Mental Health. Sounds deep, doesn’t it? A bit dark, a bit hard to bring up. If you search this phrase on almost any form of social media, endless results will pop up of people preaching “We must talk more about mental health!” or “We need to drop the stigma surrounding mental health!” But have we really achieved this?
One of the main problems is that we generally approach mental health as a dark, taboo topic. If we see it like that, then we aren’t going to want to talk about it. Let’s take physical health as an example. Doesn’t sound deep, or dark, or a taboo, does it? It sounds normal. We can discuss aches and pains and healthy eating without any issues — it’s a piece of cake. But just the word mental implies that something is already wrong. But there isn’t. Mental health doesn’t need to have a negative connotation – it generally means everyday stress, mood, motivation, tiredness. Discussing these things aren’t bad, and if any of these aren’t particularly great for you, then that shouldn’t be something you should be made to feel guilty for. Someone who has arthritis or issues with their physical health isn’t made to feel like that’s their fault or that their feelings are invalid. And that’s the same for mental health.
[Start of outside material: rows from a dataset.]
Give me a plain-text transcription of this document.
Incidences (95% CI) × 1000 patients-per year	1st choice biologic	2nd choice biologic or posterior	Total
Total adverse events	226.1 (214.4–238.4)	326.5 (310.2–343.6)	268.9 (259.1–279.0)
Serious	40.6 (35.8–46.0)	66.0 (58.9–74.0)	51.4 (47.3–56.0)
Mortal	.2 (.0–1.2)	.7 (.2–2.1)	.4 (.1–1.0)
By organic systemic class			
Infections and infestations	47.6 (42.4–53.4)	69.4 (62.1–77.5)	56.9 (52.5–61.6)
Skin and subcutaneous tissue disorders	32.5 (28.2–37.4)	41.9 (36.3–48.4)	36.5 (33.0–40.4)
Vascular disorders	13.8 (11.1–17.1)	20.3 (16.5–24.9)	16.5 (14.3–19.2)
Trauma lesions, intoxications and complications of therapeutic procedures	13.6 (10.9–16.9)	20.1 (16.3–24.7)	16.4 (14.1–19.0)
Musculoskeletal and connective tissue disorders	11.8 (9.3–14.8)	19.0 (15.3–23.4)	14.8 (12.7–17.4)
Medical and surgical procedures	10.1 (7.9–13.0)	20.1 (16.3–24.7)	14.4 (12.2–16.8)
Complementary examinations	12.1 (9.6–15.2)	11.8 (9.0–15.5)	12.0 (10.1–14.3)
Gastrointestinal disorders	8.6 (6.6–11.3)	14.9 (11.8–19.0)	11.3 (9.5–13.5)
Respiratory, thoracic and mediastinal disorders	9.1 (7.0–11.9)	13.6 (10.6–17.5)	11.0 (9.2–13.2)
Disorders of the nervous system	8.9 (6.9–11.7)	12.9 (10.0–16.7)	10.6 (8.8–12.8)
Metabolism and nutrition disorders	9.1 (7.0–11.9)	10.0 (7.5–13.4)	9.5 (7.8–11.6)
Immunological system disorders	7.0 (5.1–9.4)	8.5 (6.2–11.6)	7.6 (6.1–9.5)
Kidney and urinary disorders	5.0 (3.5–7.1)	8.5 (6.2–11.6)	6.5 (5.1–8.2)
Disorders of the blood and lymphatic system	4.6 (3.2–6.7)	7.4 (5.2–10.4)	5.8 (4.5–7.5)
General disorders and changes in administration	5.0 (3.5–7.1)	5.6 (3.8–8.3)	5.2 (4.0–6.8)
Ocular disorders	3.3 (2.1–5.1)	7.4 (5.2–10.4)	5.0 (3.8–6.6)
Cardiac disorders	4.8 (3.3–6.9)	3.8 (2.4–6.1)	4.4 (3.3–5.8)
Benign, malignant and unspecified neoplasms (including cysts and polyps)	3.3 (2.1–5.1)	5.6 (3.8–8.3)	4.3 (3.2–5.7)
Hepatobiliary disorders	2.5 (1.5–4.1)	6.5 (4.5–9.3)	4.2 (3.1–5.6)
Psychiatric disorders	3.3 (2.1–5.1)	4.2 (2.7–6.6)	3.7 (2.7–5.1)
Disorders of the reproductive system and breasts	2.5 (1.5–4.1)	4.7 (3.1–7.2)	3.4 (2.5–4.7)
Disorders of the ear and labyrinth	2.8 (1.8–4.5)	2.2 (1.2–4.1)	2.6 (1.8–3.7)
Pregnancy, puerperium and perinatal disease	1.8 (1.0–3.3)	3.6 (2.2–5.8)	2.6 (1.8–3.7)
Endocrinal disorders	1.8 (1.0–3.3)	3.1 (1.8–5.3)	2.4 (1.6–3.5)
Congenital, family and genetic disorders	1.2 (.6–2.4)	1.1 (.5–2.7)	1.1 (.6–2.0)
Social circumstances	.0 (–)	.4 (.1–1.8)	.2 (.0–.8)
Let’s look at a more serious example; someone gets cancer. They are received with empathy and sympathy. No one ever blames them for their illness, because that would be harsh, right? Now let’s look at depression; someone has manic depression/bipolar disorder, something which would have developed in their late teens. But many people would say, “It’s their fault. They need to cheer up. They need to man up. He’s got a house, a wife, and lovely kids. He has everything, and some people have real problems.” Despite the fact that this mood disorder is caused by biochemistry and genetic factors (you can take my word for it, I’m a Psychology student), people blame mental illness on the ill person. And that’s what needs to change.
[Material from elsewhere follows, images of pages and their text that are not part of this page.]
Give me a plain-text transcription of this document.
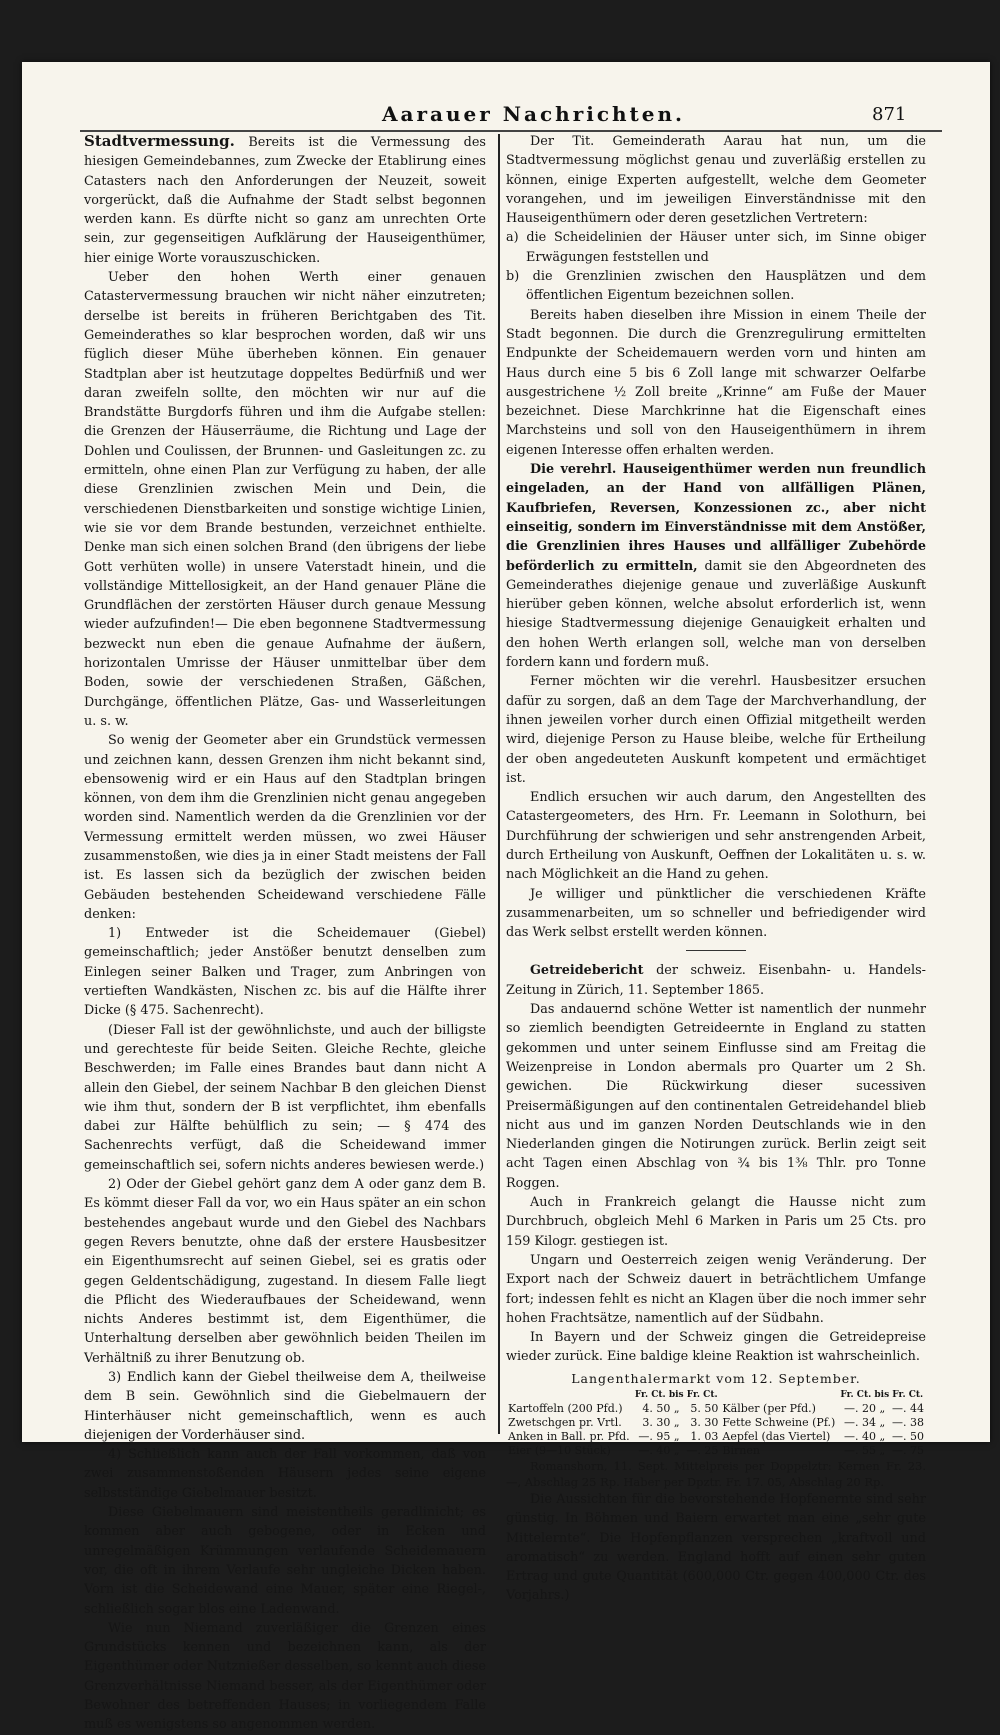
Aarauer Nachrichten.	871

Stadtvermessung. Bereits ist die Vermessung des hiesigen Gemeindebannes, zum Zwecke der Etablirung eines Catasters nach den Anforderungen der Neuzeit, soweit vorgerückt, daß die Aufnahme der Stadt selbst begonnen werden kann. Es dürfte nicht so ganz am unrechten Orte sein, zur gegenseitigen Aufklärung der Hauseigenthümer, hier einige Worte vorauszuschicken.

Ueber den hohen Werth einer genauen Catastervermessung brauchen wir nicht näher einzutreten; derselbe ist bereits in früheren Berichtgaben des Tit. Gemeinderathes so klar besprochen worden, daß wir uns füglich dieser Mühe überheben können. Ein genauer Stadtplan aber ist heutzutage doppeltes Bedürfniß und wer daran zweifeln sollte, den möchten wir nur auf die Brandstätte Burgdorfs führen und ihm die Aufgabe stellen: die Grenzen der Häuserräume, die Richtung und Lage der Dohlen und Coulissen, der Brunnen- und Gasleitungen zc. zu ermitteln, ohne einen Plan zur Verfügung zu haben, der alle diese Grenzlinien zwischen Mein und Dein, die verschiedenen Dienstbarkeiten und sonstige wichtige Linien, wie sie vor dem Brande bestunden, verzeichnet enthielte. Denke man sich einen solchen Brand (den übrigens der liebe Gott verhüten wolle) in unsere Vaterstadt hinein, und die vollständige Mittellosigkeit, an der Hand genauer Pläne die Grundflächen der zerstörten Häuser durch genaue Messung wieder aufzufinden!— Die eben begonnene Stadtvermessung bezweckt nun eben die genaue Aufnahme der äußern, horizontalen Umrisse der Häuser unmittelbar über dem Boden, sowie der verschiedenen Straßen, Gäßchen, Durchgänge, öffentlichen Plätze, Gas- und Wasserleitungen u. s. w.

So wenig der Geometer aber ein Grundstück vermessen und zeichnen kann, dessen Grenzen ihm nicht bekannt sind, ebensowenig wird er ein Haus auf den Stadtplan bringen können, von dem ihm die Grenzlinien nicht genau angegeben worden sind. Namentlich werden da die Grenzlinien vor der Vermessung ermittelt werden müssen, wo zwei Häuser zusammenstoßen, wie dies ja in einer Stadt meistens der Fall ist. Es lassen sich da bezüglich der zwischen beiden Gebäuden bestehenden Scheidewand verschiedene Fälle denken:

1) Entweder ist die Scheidemauer (Giebel) gemeinschaftlich; jeder Anstößer benutzt denselben zum Einlegen seiner Balken und Trager, zum Anbringen von vertieften Wandkästen, Nischen zc. bis auf die Hälfte ihrer Dicke (§ 475. Sachenrecht).

(Dieser Fall ist der gewöhnlichste, und auch der billigste und gerechteste für beide Seiten. Gleiche Rechte, gleiche Beschwerden; im Falle eines Brandes baut dann nicht A allein den Giebel, der seinem Nachbar B den gleichen Dienst wie ihm thut, sondern der B ist verpflichtet, ihm ebenfalls dabei zur Hälfte behülflich zu sein; — § 474 des Sachenrechts verfügt, daß die Scheidewand immer gemeinschaftlich sei, sofern nichts anderes bewiesen werde.)

2) Oder der Giebel gehört ganz dem A oder ganz dem B. Es kömmt dieser Fall da vor, wo ein Haus später an ein schon bestehendes angebaut wurde und den Giebel des Nachbars gegen Revers benutzte, ohne daß der erstere Hausbesitzer ein Eigenthumsrecht auf seinen Giebel, sei es gratis oder gegen Geldentschädigung, zugestand. In diesem Falle liegt die Pflicht des Wiederaufbaues der Scheidewand, wenn nichts Anderes bestimmt ist, dem Eigenthümer, die Unterhaltung derselben aber gewöhnlich beiden Theilen im Verhältniß zu ihrer Benutzung ob.

3) Endlich kann der Giebel theilweise dem A, theilweise dem B sein. Gewöhnlich sind die Giebelmauern der Hinterhäuser nicht gemeinschaftlich, wenn es auch diejenigen der Vorderhäuser sind.

4) Schließlich kann auch der Fall vorkommen, daß von zwei zusammenstoßenden Häusern jedes seine eigene selbstständige Giebelmauer besitzt.

Diese Giebelmauern sind meistentheils geradlinicht; es kommen aber auch gebogene, oder in Ecken und unregelmäßigen Krümmungen verlaufende Scheidemauern vor, die oft in ihrem Verlaufe sehr ungleiche Dicken haben. Vorn ist die Scheidewand eine Mauer, später eine Riegel-, schließlich sogar blos eine Ladenwand.

Wie nun Niemand zuverläßiger die Grenzen eines Grundstücks kennen und bezeichnen kann, als der Eigenthümer oder Nutznießer desselben, so kennt auch diese Grenzverhältnisse Niemand besser, als der Eigenthümer oder Bewohner des betreffenden Hauses; in vorliegendem Falle muß es wenigstens so angenommen werden.

Der Tit. Gemeinderath Aarau hat nun, um die Stadtvermessung möglichst genau und zuverläßig erstellen zu können, einige Experten aufgestellt, welche dem Geometer vorangehen, und im jeweiligen Einverständnisse mit den Hauseigenthümern oder deren gesetzlichen Vertretern:

a) die Scheidelinien der Häuser unter sich, im Sinne obiger Erwägungen feststellen und

b) die Grenzlinien zwischen den Hausplätzen und dem öffentlichen Eigentum bezeichnen sollen.

Bereits haben dieselben ihre Mission in einem Theile der Stadt begonnen. Die durch die Grenzregulirung ermittelten Endpunkte der Scheidemauern werden vorn und hinten am Haus durch eine 5 bis 6 Zoll lange mit schwarzer Oelfarbe ausgestrichene ½ Zoll breite „Krinne“ am Fuße der Mauer bezeichnet. Diese Marchkrinne hat die Eigenschaft eines Marchsteins und soll von den Hauseigenthümern in ihrem eigenen Interesse offen erhalten werden.

Die verehrl. Hauseigenthümer werden nun freundlich eingeladen, an der Hand von allfälligen Plänen, Kaufbriefen, Reversen, Konzessionen zc., aber nicht einseitig, sondern im Einverständnisse mit dem Anstößer, die Grenzlinien ihres Hauses und allfälliger Zubehörde beförderlich zu ermitteln, damit sie den Abgeordneten des Gemeinderathes diejenige genaue und zuverläßige Auskunft hierüber geben können, welche absolut erforderlich ist, wenn hiesige Stadtvermessung diejenige Genauigkeit erhalten und den hohen Werth erlangen soll, welche man von derselben fordern kann und fordern muß.

Ferner möchten wir die verehrl. Hausbesitzer ersuchen dafür zu sorgen, daß an dem Tage der Marchverhandlung, der ihnen jeweilen vorher durch einen Offizial mitgetheilt werden wird, diejenige Person zu Hause bleibe, welche für Ertheilung der oben angedeuteten Auskunft kompetent und ermächtiget ist.

Endlich ersuchen wir auch darum, den Angestellten des Catastergeometers, des Hrn. Fr. Leemann in Solothurn, bei Durchführung der schwierigen und sehr anstrengenden Arbeit, durch Ertheilung von Auskunft, Oeffnen der Lokalitäten u. s. w. nach Möglichkeit an die Hand zu gehen.

Je williger und pünktlicher die verschiedenen Kräfte zusammenarbeiten, um so schneller und befriedigender wird das Werk selbst erstellt werden können.

Getreidebericht der schweiz. Eisenbahn- u. Handels-Zeitung in Zürich, 11. September 1865.

Das andauernd schöne Wetter ist namentlich der nunmehr so ziemlich beendigten Getreideernte in England zu statten gekommen und unter seinem Einflusse sind am Freitag die Weizenpreise in London abermals pro Quarter um 2 Sh. gewichen. Die Rückwirkung dieser sucessiven Preisermäßigungen auf den continentalen Getreidehandel blieb nicht aus und im ganzen Norden Deutschlands wie in den Niederlanden gingen die Notirungen zurück. Berlin zeigt seit acht Tagen einen Abschlag von ¾ bis 1⅜ Thlr. pro Tonne Roggen.

Auch in Frankreich gelangt die Hausse nicht zum Durchbruch, obgleich Mehl 6 Marken in Paris um 25 Cts. pro 159 Kilogr. gestiegen ist.

Ungarn und Oesterreich zeigen wenig Veränderung. Der Export nach der Schweiz dauert in beträchtlichem Umfange fort; indessen fehlt es nicht an Klagen über die noch immer sehr hohen Frachtsätze, namentlich auf der Südbahn.

In Bayern und der Schweiz gingen die Getreidepreise wieder zurück. Eine baldige kleine Reaktion ist wahrscheinlich.

Langenthalermarkt vom 12. September.
	Fr. Ct. bis Fr. Ct.			Fr. Ct. bis Fr. Ct.	
Kartoffeln (200 Pfd.)	4. 50 „	5. 50	Kälber (per Pfd.)	—. 20 „	—. 44
Zwetschgen pr. Vrtl.	3. 30 „	3. 30	Fette Schweine (Pf.)	—. 34 „	—. 38
Anken in Ball. pr. Pfd.	—. 95 „	1. 03	Aepfel (das Viertel)	—. 40 „	—. 50
Eier (9—10 Stück)	—. 40 „	—. 25	Birnen	—. 55 „	—. 75

Romanshorn, 11. Sept. Mittelpreis per Doppelztr: Kernen Fr. 23. —, Abschlag 25 Rp. Haber per Dpztr. Fr. 17. 05, Abschlag 20 Rp.

Die Aussichten für die bevorstehende Hopfenernte sind sehr günstig. In Böhmen und Baiern erwartet man eine „sehr gute Mittelernte“. Die Hopfenpflanzen versprechen „kraftvoll und aromatisch“ zu werden. England hofft auf einen sehr guten Ertrag und gute Quantität (600,000 Ctr. gegen 400,000 Ctr. des Vorjahrs.)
In a 2018 suicide report, Samaritans claimed that, in England, 75% of suicide reports came from men, with nearly 3,500 cases; the most common age was between 45-50. And why do we think that is? It’s because of this stupid ‘man up’ attitude – that for some reason, having poor mental health means you must have fragile masculinity. Physical health doesn’t determine masculinity; being diabetic doesn’t make you any less of a ‘man,’ so why should mental health issues? Many men feel like they can’t speak about it because of this, and this isn’t fair. Telling people to toughen up isn’t going to help – you just don’t care about the problems of others, just admit it.
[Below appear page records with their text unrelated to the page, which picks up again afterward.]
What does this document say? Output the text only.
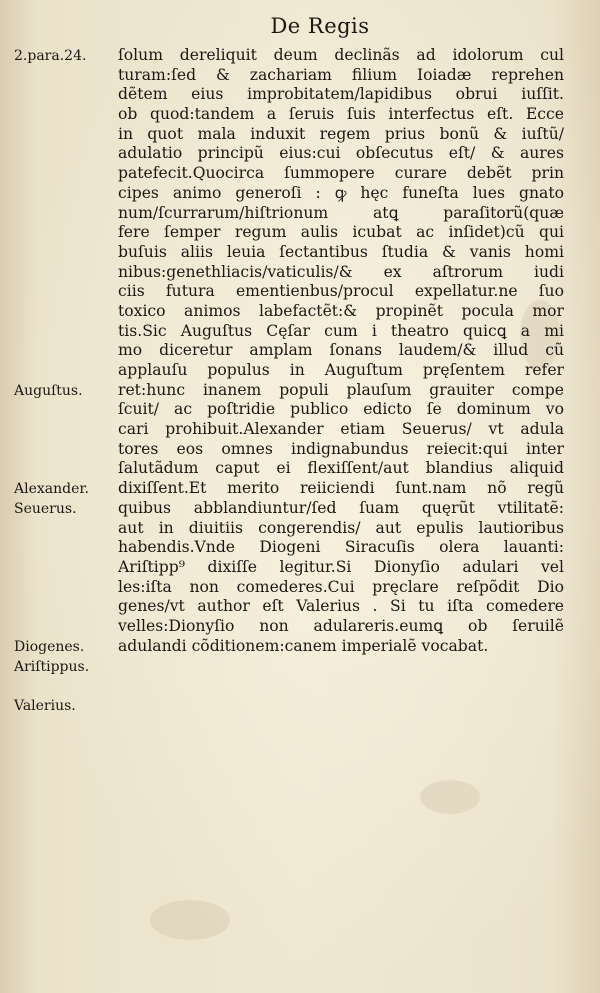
De Regis
2.para.24.
Auguſtus.
Alexander.
Seuerus.
Diogenes.
Ariſtippus.
Valerius.
ſolum dereliquit deum declinãs ad idolorum cul
turam:ſed & zachariam filium Ioiadæ reprehen
dẽtem eius improbitatem/lapidibus obrui iuſſit.
ob quod:tandem a ſeruis ſuis interfectus eſt. Ecce
in quot mala induxit regem prius bonũ & iuſtũ/
adulatio principũ eius:cui obſecutus eſt/ & aures
patefecit.Quocirca ſummopere curare debẽt prin
cipes animo generoſi : ꝙ hęc funeſta lues gnato
num/ſcurrarum/hiſtrionum atꝗ paraſitorũ(quæ
fere ſemper regum aulis icubat ac inſidet)cũ qui
buſuis aliis leuia ſectantibus ſtudia & vanis homi
nibus:genethliacis/vaticulis/& ex aſtrorum iudi
ciis futura ementienbus/procul expellatur.ne ſuo
toxico animos labefactẽt:& propinẽt pocula mor
tis.Sic Auguſtus Cęſar cum i theatro quicꝗ a mi
mo diceretur amplam ſonans laudem/& illud cũ
applauſu populus in Auguſtum pręſentem refer
ret:hunc inanem populi plauſum grauiter compe
ſcuit/ ac poſtridie publico edicto ſe dominum vo
cari prohibuit.Alexander etiam Seuerus/ vt adula
tores eos omnes indignabundus reiecit:qui inter
ſalutãdum caput ei flexiſſent/aut blandius aliquid
dixiſſent.Et merito reiiciendi ſunt.nam nõ regũ
quibus abblandiuntur/ſed ſuam quęrũt vtilitatẽ:
aut in diuitiis congerendis/ aut epulis lautioribus
habendis.Vnde Diogeni Siracuſis olera lauanti:
Ariſtipp⁹ dixiſſe legitur.Si Dionyſio adulari vel
les:iſta non comederes.Cui pręclare reſpõdit Dio
genes/vt author eſt Valerius . Si tu iſta comedere
velles:Dionyſio non adulareris.eumꝗ ob ſeruilẽ
adulandi cõditionem:canem imperialẽ vocabat.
Piers Morgan, a lovely man, tweeted about how we need to teach our kids ‘mental resilience,’; a.k.a., if your mental health is deteriorating, I don’t care about your problems and if you have problems then you’re weak, therefore you should pretend that nothing is wrong. Therefore, if you’re bipolar, you shouldn’t take any medication because your mood swings can’t be that bad. If you’re schizophrenic and experiencing hallucinations, you’re evidently just overreacting or seeking attention. I don’t have a mental illness, therefore, no one else can. STOP spreading a toxic attitude because you simply don’t care or take the time to understand mental illness.
Now, let’s fix this idea. ‘Resilience’ means strength and perseverance. ‘Strength’ will actually be achieved by opening up about your problems to specialists and those who care. Resilience and persisting through hard times is only met when you have the courage to open up and make better lifestyle choices to benefit your health, not by keeping quiet because of those uneducated bigots who don’t bother learning about the biochemistry of the human brain and body. And you know what? There are many people out there who do care and will listen because they get that mental health isn’t any more problematic than physical health is. They get that resilience is only achieved with positive lifestyle changes — just like physical resilience! They are both based on the same concept – of looking after the self, the mental and physical. And both are equally as important as the other. You’re not any less of a person because you have a personality disorder, just as much as you aren’t any less of a person because you have kidney failure. Let’s put things into perspective and realise that mental health isn’t a deep, dark, unreachable topic. If we stopped with the clouded vision, we could see things clearly.